At the end of his life, Flinders was buried at St James’ Churchyard off Hampstead Road. However, in 1852 his grave was discovered missing after Euston station was expanded.
His daughter wrote that his aunt had gone looking for the grave and found ‘the churchyard remodelled, and quantities of tombstones and graves with their contents had been carted away as rubbish, among them that of my unfortunate father, thus pursued by disaster after death as in life.’
Theories suggest his body may have been among thousands moved to other cemeteries in London, including Finchley Park, or that he remains buried under a platform at the station.
Now archaeologists are set to exhume more than 60,000 bodies from the area as part of preparation work for the HS2 High Speed rail line - but could the dig find Flinders? It’s unlikely according to organisers and historians.
Helen Wass, HS2 Lead Archaeologist said: “Captain Matthew Flinders is a widely celebrated figure in Australia and it will be very exciting if we were to discover his remains at St James’s Gardens but given the number of bodies buried there, it’s not going to be an easy task.

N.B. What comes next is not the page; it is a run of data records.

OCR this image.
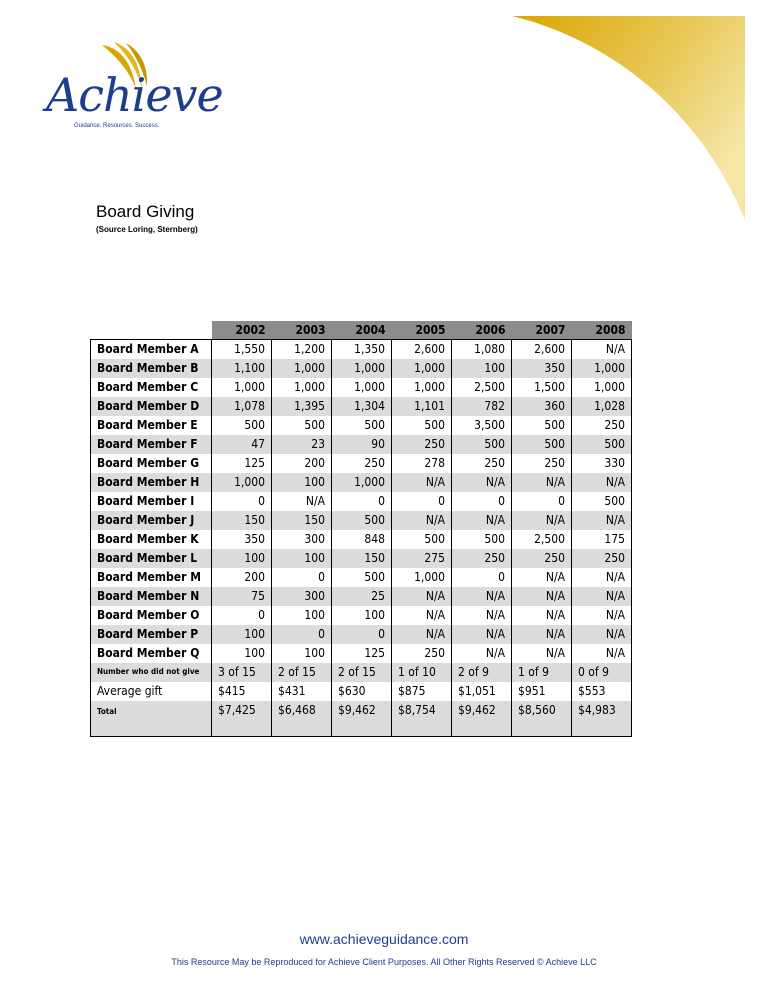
Achieve
Guidance. Resources. Success.
Board Giving
(Source Loring, Sternberg)
	2002	2003	2004	2005	2006	2007	2008
Board Member A	1,550	1,200	1,350	2,600	1,080	2,600	N/A
Board Member B	1,100	1,000	1,000	1,000	100	350	1,000
Board Member C	1,000	1,000	1,000	1,000	2,500	1,500	1,000
Board Member D	1,078	1,395	1,304	1,101	782	360	1,028
Board Member E	500	500	500	500	3,500	500	250
Board Member F	47	23	90	250	500	500	500
Board Member G	125	200	250	278	250	250	330
Board Member H	1,000	100	1,000	N/A	N/A	N/A	N/A
Board Member I	0	N/A	0	0	0	0	500
Board Member J	150	150	500	N/A	N/A	N/A	N/A
Board Member K	350	300	848	500	500	2,500	175
Board Member L	100	100	150	275	250	250	250
Board Member M	200	0	500	1,000	0	N/A	N/A
Board Member N	75	300	25	N/A	N/A	N/A	N/A
Board Member O	0	100	100	N/A	N/A	N/A	N/A
Board Member P	100	0	0	N/A	N/A	N/A	N/A
Board Member Q	100	100	125	250	N/A	N/A	N/A
Number who did not give	3 of 15	2 of 15	2 of 15	1 of 10	2 of 9	1 of 9	0 of 9
Average gift	$415	$431	$630	$875	$1,051	$951	$553
Total	$7,425	$6,468	$9,462	$8,754	$9,462	$8,560	$4,983
www.achieveguidance.com
This Resource May be Reproduced for Achieve Client Purposes. All Other Rights Reserved © Achieve LLC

“Like other notable figures in the burial ground, unless his coffin is still intact, with a metal name plate and some sort of distinguishable funerary decoration, the chances of identifying him are slim.
“However, if we do find Captain Matthew Flinders and other notable figures buried there, it will be an incredible opportunity to celebrate the lives these people who have contributed so much to our history, here in the UK and further afield in Australia.”
Distant family member John Flinders, who campaigned for a statue of Matthew Flinders to be placed in Euston Station – originally under Platform 15 where he was thought to lay, and later moved to the external plaza – told The Standard the family did like to think he was still buried somewhere in the cemetery.
He added they were not bothered by the building of HS2 over the site - saying that the level of decomposition of bodies in the area would make it difficult to identify people.
He added, however: “If they do come across his remains when they carry out work they are duty bound to reinter them elsewhere.”
He approved of suggestions that Flinders, if found, could be buried in Donington with other members of his family, including his brother and father.
“We can’t be certain his remains are still there, but if they are, yes, it would be lovely to think they could be taken back to Donington.”